Часто вспоминали они кровавые дни, двадцать четвертое и двадцать пятое прошлого месяца, когда сразу после долгого перехода из Наварры их бросили наперерез Морьонесу, шедшему на помощь Бильбао. Ольо говорил тогда с ними; уже велись обстрелы Бильбао; сам король глядел на них; с песней уходили они на позиции. Республиканский петух, перейдя реку в Соморростро, повел против них лобовую, как ему казалось, самую опасную атаку; окружив Монтаньо, его солдаты были близки к тому, чтоб взять вершину; подгоняемые командирами, полупьяные, они карабкались вверх по каменистым уступам, несмотря на обрушивавшийся на них огонь и камни. Тогда карлисты засучили рукава и – в штыки; алавесцы[125]
помогали им со стороны Сан-Педро, и республиканскому петуху пришлось отступить, теряя силы и лишившись одного из двух генералов, командовавших сражением. Вот когда надо было брать Бильбао! Но момент нанести последний удар осажденному гарнизону был упущен. Обстрелы продолжались. однообразные, докучные.– Выходили они колонной по трое и по открытой местности – на нас! Бедняги! Мы подпустим их поближе, и шагов этак с пятидесяти: огонь! Били наверняка, а кто не выдерживал, мазал – прочь из траншеи! Сто патронов, сто попаданий. Назавтра, под обломками, находим солдатика: трясется весь, зубами стучит от страха да от холода, на ноги встать не может. Я ему: «Скажи спасибо, что ты не карабинер». А как в штыковую ходили!..
– Ну да еще неизвестно, что легче: в атаку идти или обратно… Помнишь, как гнали мы их до косогора, а они потом нам в спину стреляли!
«Да, это не то что Ламиндано и Монтехурра!» – думал Игнасио, слушая и глядя на безмятежную, тихую долину.
Все, казалось, сошлось, чтобы довести его до наивысшего напряжения. Сливаясь друг с другом, отряды складывались в армию; воинственный дух одушевлял этих закаленных добровольцев, которые уже не суетились, как прежде, а, укрывшись в своих траншеях, спокойно ожидали атаки.
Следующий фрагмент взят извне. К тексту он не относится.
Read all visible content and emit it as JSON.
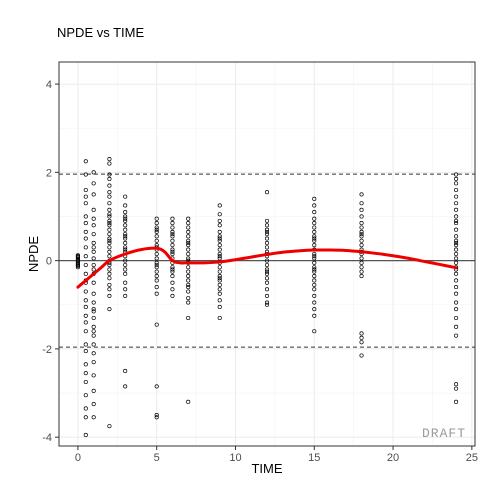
{
  "chart_data": {
    "type": "scatter",
    "title": "NPDE vs TIME",
    "xlabel": "TIME",
    "ylabel": "NPDE",
    "xlim": [
      -1.2,
      25.2
    ],
    "ylim": [
      -4.2,
      4.5
    ],
    "x_ticks": [
      0,
      5,
      10,
      15,
      20,
      25
    ],
    "y_ticks": [
      -4,
      -2,
      0,
      2,
      4
    ],
    "x_tick_labels": [
      "0",
      "5",
      "10",
      "15",
      "20",
      "25"
    ],
    "y_tick_labels": [
      "-4",
      "-2",
      "0",
      "2",
      "4"
    ],
    "grid": true,
    "reference_lines": {
      "zero": 0,
      "upper": 1.96,
      "lower": -1.96
    },
    "watermark": "DRAFT",
    "colors": {
      "points": "#000000",
      "smooth": "#ee0000",
      "grid": "#ebebeb",
      "panel_border": "#333333"
    },
    "points_by_time": [
      {
        "x": 0,
        "y": [
          0.12,
          0.08,
          0.05,
          0.02,
          0.0,
          -0.02,
          -0.05,
          -0.08,
          -0.12,
          -0.15,
          0.1,
          -0.1
        ]
      },
      {
        "x": 0.5,
        "y": [
          2.25,
          1.95,
          1.6,
          1.3,
          0.85,
          0.5,
          0.3,
          0.1,
          -0.1,
          -0.3,
          -0.5,
          -0.7,
          -0.9,
          -1.05,
          -1.4,
          -1.6,
          -1.9,
          -2.05,
          -2.35,
          -2.55,
          -2.75,
          -3.05,
          -3.35,
          -3.55,
          -3.95,
          1.45,
          1.0,
          0.65,
          -0.45,
          -1.25
        ]
      },
      {
        "x": 1,
        "y": [
          2.0,
          1.75,
          1.5,
          1.15,
          0.95,
          0.6,
          0.4,
          0.2,
          0.05,
          -0.1,
          -0.3,
          -0.5,
          -0.75,
          -0.95,
          -1.1,
          -1.3,
          -1.5,
          -1.7,
          -1.9,
          -2.1,
          -2.3,
          -2.6,
          -2.95,
          -3.25,
          -3.55,
          0.8,
          0.3,
          -0.2,
          -1.15,
          -1.6
        ]
      },
      {
        "x": 2,
        "y": [
          2.3,
          2.2,
          1.95,
          1.85,
          1.7,
          1.55,
          1.45,
          1.3,
          1.15,
          1.0,
          0.9,
          0.8,
          0.7,
          0.6,
          0.5,
          0.4,
          0.3,
          0.2,
          0.1,
          0.0,
          -0.1,
          -0.2,
          -0.3,
          -0.4,
          -0.55,
          -0.65,
          -0.8,
          -1.1,
          -3.75,
          1.05,
          0.85,
          0.45,
          -0.05
        ]
      },
      {
        "x": 3,
        "y": [
          1.45,
          1.25,
          1.1,
          1.0,
          0.9,
          0.8,
          0.7,
          0.6,
          0.5,
          0.4,
          0.3,
          0.2,
          0.1,
          0.0,
          -0.1,
          -0.2,
          -0.3,
          -0.5,
          -0.65,
          -0.8,
          -2.5,
          -2.85,
          0.95,
          0.55,
          0.25
        ]
      },
      {
        "x": 5,
        "y": [
          0.95,
          0.85,
          0.75,
          0.65,
          0.55,
          0.45,
          0.35,
          0.25,
          0.15,
          0.05,
          -0.05,
          -0.15,
          -0.25,
          -0.35,
          -0.45,
          -0.6,
          -0.75,
          -1.45,
          -2.85,
          -3.5,
          -3.55,
          0.7,
          0.3,
          -0.1
        ]
      },
      {
        "x": 6,
        "y": [
          0.95,
          0.85,
          0.75,
          0.65,
          0.55,
          0.45,
          0.35,
          0.25,
          0.15,
          0.05,
          -0.05,
          -0.15,
          -0.25,
          -0.35,
          -0.5,
          -0.65,
          -0.8,
          0.6,
          0.2,
          -0.2
        ]
      },
      {
        "x": 7,
        "y": [
          0.95,
          0.85,
          0.75,
          0.65,
          0.55,
          0.45,
          0.35,
          0.25,
          0.15,
          0.05,
          -0.05,
          -0.15,
          -0.25,
          -0.35,
          -0.45,
          -0.55,
          -0.7,
          -0.85,
          -0.95,
          -1.3,
          -3.2,
          0.4,
          0.0,
          -0.6
        ]
      },
      {
        "x": 9,
        "y": [
          1.25,
          1.05,
          0.9,
          0.8,
          0.65,
          0.55,
          0.45,
          0.35,
          0.25,
          0.15,
          0.05,
          -0.05,
          -0.15,
          -0.25,
          -0.35,
          -0.45,
          -0.55,
          -0.65,
          -0.75,
          -0.9,
          -1.05,
          -1.3,
          0.5,
          0.1,
          -0.4
        ]
      },
      {
        "x": 12,
        "y": [
          1.55,
          0.9,
          0.8,
          0.7,
          0.6,
          0.5,
          0.4,
          0.3,
          0.2,
          0.1,
          0.0,
          -0.1,
          -0.2,
          -0.3,
          -0.4,
          -0.5,
          -0.65,
          -0.8,
          -0.95,
          -1.0,
          0.65,
          0.15,
          -0.25
        ]
      },
      {
        "x": 15,
        "y": [
          1.4,
          1.25,
          1.1,
          0.95,
          0.85,
          0.75,
          0.65,
          0.55,
          0.45,
          0.35,
          0.25,
          0.15,
          0.05,
          -0.05,
          -0.15,
          -0.25,
          -0.35,
          -0.45,
          -0.55,
          -0.65,
          -0.8,
          -0.95,
          -1.1,
          -1.25,
          -1.6,
          0.5,
          0.1,
          -0.2
        ]
      },
      {
        "x": 18,
        "y": [
          1.5,
          1.3,
          1.15,
          1.0,
          0.85,
          0.75,
          0.65,
          0.55,
          0.45,
          0.35,
          0.25,
          0.15,
          0.05,
          -0.05,
          -0.15,
          -0.25,
          -0.35,
          -1.65,
          -1.75,
          -1.85,
          -2.15,
          0.6,
          0.2
        ]
      },
      {
        "x": 24,
        "y": [
          1.95,
          1.85,
          1.75,
          1.6,
          1.45,
          1.3,
          1.15,
          1.0,
          0.85,
          0.7,
          0.55,
          0.45,
          0.35,
          0.25,
          0.15,
          0.05,
          -0.05,
          -0.15,
          -0.3,
          -0.45,
          -0.6,
          -0.75,
          -0.95,
          -1.1,
          -1.3,
          -1.5,
          -1.7,
          -2.8,
          -2.9,
          -3.2,
          0.9,
          0.4,
          -0.2
        ]
      }
    ],
    "smooth_line": {
      "x": [
        0,
        0.5,
        1,
        1.5,
        2,
        3,
        4,
        5,
        5.5,
        6,
        6.5,
        7,
        8,
        9,
        10,
        11,
        12,
        13,
        14,
        15,
        16,
        17,
        18,
        19,
        20,
        21,
        22,
        23,
        24
      ],
      "y": [
        -0.6,
        -0.45,
        -0.3,
        -0.15,
        0.0,
        0.15,
        0.25,
        0.28,
        0.2,
        0.0,
        -0.05,
        -0.05,
        -0.05,
        -0.03,
        0.02,
        0.08,
        0.14,
        0.19,
        0.22,
        0.24,
        0.24,
        0.23,
        0.2,
        0.16,
        0.11,
        0.05,
        -0.02,
        -0.09,
        -0.16
      ]
    }
  }
}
Грудь широко дышала морским, посуровевшим в горах воздухом; нравственная атмосфера мало-помалу тоже становилась суровей в ожидании великого часа. Между тем батальонная жизнь текла как обычно, со своими мелкими склоками, ссорами и прибаутками, погрязая в мелочах мирной жизни. Многие жаловались на плохое содержание, и это при том, что ели все до отвала, вина и мяса было в избытке.
Игнасио никак не удавалось привыкнуть к жесткой прямоте наваррцев, вошедшей в пословицу; она казалась ему то хвастливой, то напускной; он чувствовал, что тот, кто всегда говорит то, что думает, не всегда думает то, что говорит.
Стоило только послушать, что они рассказывали про командиров. Командиры? Да кроме двух-трех все – плуты, в голове лишь выпивка да бабы. Стоило одному парню с красавицей одной словом перекинуться, попросить воды напиться, – этот кривой шомпол послал его на колокольню монастырскую, а как бой начался, его оттуда мигом сняли.
– Может, только один такой…
– Один? Где один, там и два, все они такие… Я всегда говорил: кастильцы нас не озолотят… – и говоривший глядел на Санчеса, единственного кастильца среди них, человека серьезного, про которого баяли, что он пришел к ним, спасаясь от тюрьмы, и что ему не нравилось быть вместе с земляками.
Игнасио тянуло к этому серьезному, действительно серьезному человеку, сдержанному во всех своих проявлениях и внушавшему невольное уважение. Он был высокий, с изжелта-зеленой кожей, сухой, как лоза, и по облику его можно было принять за потомка древних конкистадоров. Казалось, сами кастильские поля, угрюмые, сожженные пылающим солнцем, безводные и голые, отметили его печатью суровой степенности. Говорил он мало; но стоило развязать ему язык, и уже лились без удержу точные, крепко притертые друг к другу слова. Он мыслил просто, без затей, но под внешним однообразием его мыслей крылись жесткие контрасты света и тени. Часто казалось, что он не столько размышляет, сколько живет, блуждая среди стоящих у него перед глазами образов.
– Мне говорили, будто ты убил кого-то, – сказал ему однажды Игнасио.
– Да нет; жаль, выжил; дурная трава не сохнет.